Арлетта открыла рот:

— Ах ты…

Эта история тянулась уже не один год. С того самого времени, как мачеха промотала почти все состояние отца на наряды себе и дочке, а еще на красивую жизнь, которой была (по ее сугубо личному и весьма нескромному мнению) более чем достойна, и от нас разбежались все слуги. Остались только Дорота и Бруно, наш конюх и по совместительству садовник, с которым мы вместе ухаживали за садом и лошадьми. Дороте я часто помогала на кухне, а еще занималась уборкой — не могла допустить, чтобы дом, созданный с такой любовью моими родителями, медленно угасал и чах под слоем пыли и в неухоженности.

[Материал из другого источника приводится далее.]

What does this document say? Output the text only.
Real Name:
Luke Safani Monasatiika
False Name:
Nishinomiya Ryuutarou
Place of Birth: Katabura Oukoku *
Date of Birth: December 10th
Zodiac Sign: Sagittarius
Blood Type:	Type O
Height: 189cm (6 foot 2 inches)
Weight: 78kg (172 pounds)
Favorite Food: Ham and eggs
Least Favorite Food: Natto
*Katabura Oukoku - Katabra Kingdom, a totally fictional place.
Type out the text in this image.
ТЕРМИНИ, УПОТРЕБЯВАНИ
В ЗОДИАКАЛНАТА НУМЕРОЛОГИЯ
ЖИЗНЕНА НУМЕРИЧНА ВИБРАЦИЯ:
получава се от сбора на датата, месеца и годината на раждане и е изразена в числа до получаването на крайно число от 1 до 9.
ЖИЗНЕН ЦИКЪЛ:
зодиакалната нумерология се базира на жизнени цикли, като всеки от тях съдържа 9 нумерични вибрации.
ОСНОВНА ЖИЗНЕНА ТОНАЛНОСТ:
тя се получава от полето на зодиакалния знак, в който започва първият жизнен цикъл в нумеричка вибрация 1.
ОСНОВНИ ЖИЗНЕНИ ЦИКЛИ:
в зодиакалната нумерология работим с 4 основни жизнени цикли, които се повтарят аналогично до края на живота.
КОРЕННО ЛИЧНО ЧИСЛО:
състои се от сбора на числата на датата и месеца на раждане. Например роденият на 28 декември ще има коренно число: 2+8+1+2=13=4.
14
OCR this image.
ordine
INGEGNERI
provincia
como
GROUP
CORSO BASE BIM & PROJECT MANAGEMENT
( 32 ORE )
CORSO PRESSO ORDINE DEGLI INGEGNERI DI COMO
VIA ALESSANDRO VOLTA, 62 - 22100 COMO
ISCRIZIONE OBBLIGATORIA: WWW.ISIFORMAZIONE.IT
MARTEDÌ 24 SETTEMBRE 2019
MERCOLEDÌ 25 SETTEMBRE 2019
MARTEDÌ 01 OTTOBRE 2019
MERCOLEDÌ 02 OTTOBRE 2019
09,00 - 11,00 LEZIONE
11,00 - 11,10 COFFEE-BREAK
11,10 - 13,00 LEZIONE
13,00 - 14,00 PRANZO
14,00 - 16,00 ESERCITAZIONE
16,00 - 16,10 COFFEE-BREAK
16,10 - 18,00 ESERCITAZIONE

Разумеется, мачеха с Арлеттой с радостью поддержали мою инициативу и решили, что из меня получится отличная служанка. Правда, служанкой для них я быть не собиралась. В итоге после многочисленных конфликтов, угроз и обещаний лишить меня с братом содержания, потому что я живу на их деньги (на самом деле, на то немногое, что еще оставалось от доходов отца), я высказала весомый аргумент: а если вдруг кто прознает, что Ливия Селланд прислуживает мачехе и ее детям, какая слава о них пойдет?

Больше всего на свете Стелла боялась, что ее посчитают злодейкой, не говоря уже о том, что злодейкой посчитают ее дочку на выданье, поэтому вопрос с прислуживанием мы благополучно закрыли.

Но не Арлетта.

— Окно, Ливия, или я… — скомандовала она, угрожающе сощурив глаза. Болотно-серые, один в один как у брата, и волосы такие же, вечно взлохмаченные — солома и по виду, и по цвету.

— Или — что? — поинтересовалась я, сложив руки на груди.

— Пожалуюсь матушке! А она твоего любимого братца накажет! — высунув язык, заявила Арлетта. Со стороны подобные угрозы от девицы ее возраста смотрелись бы даже смешно… если бы она не упомянула Фабиана. Стоило о нем подумать, и внутри взвился столп маленьких огненных искр.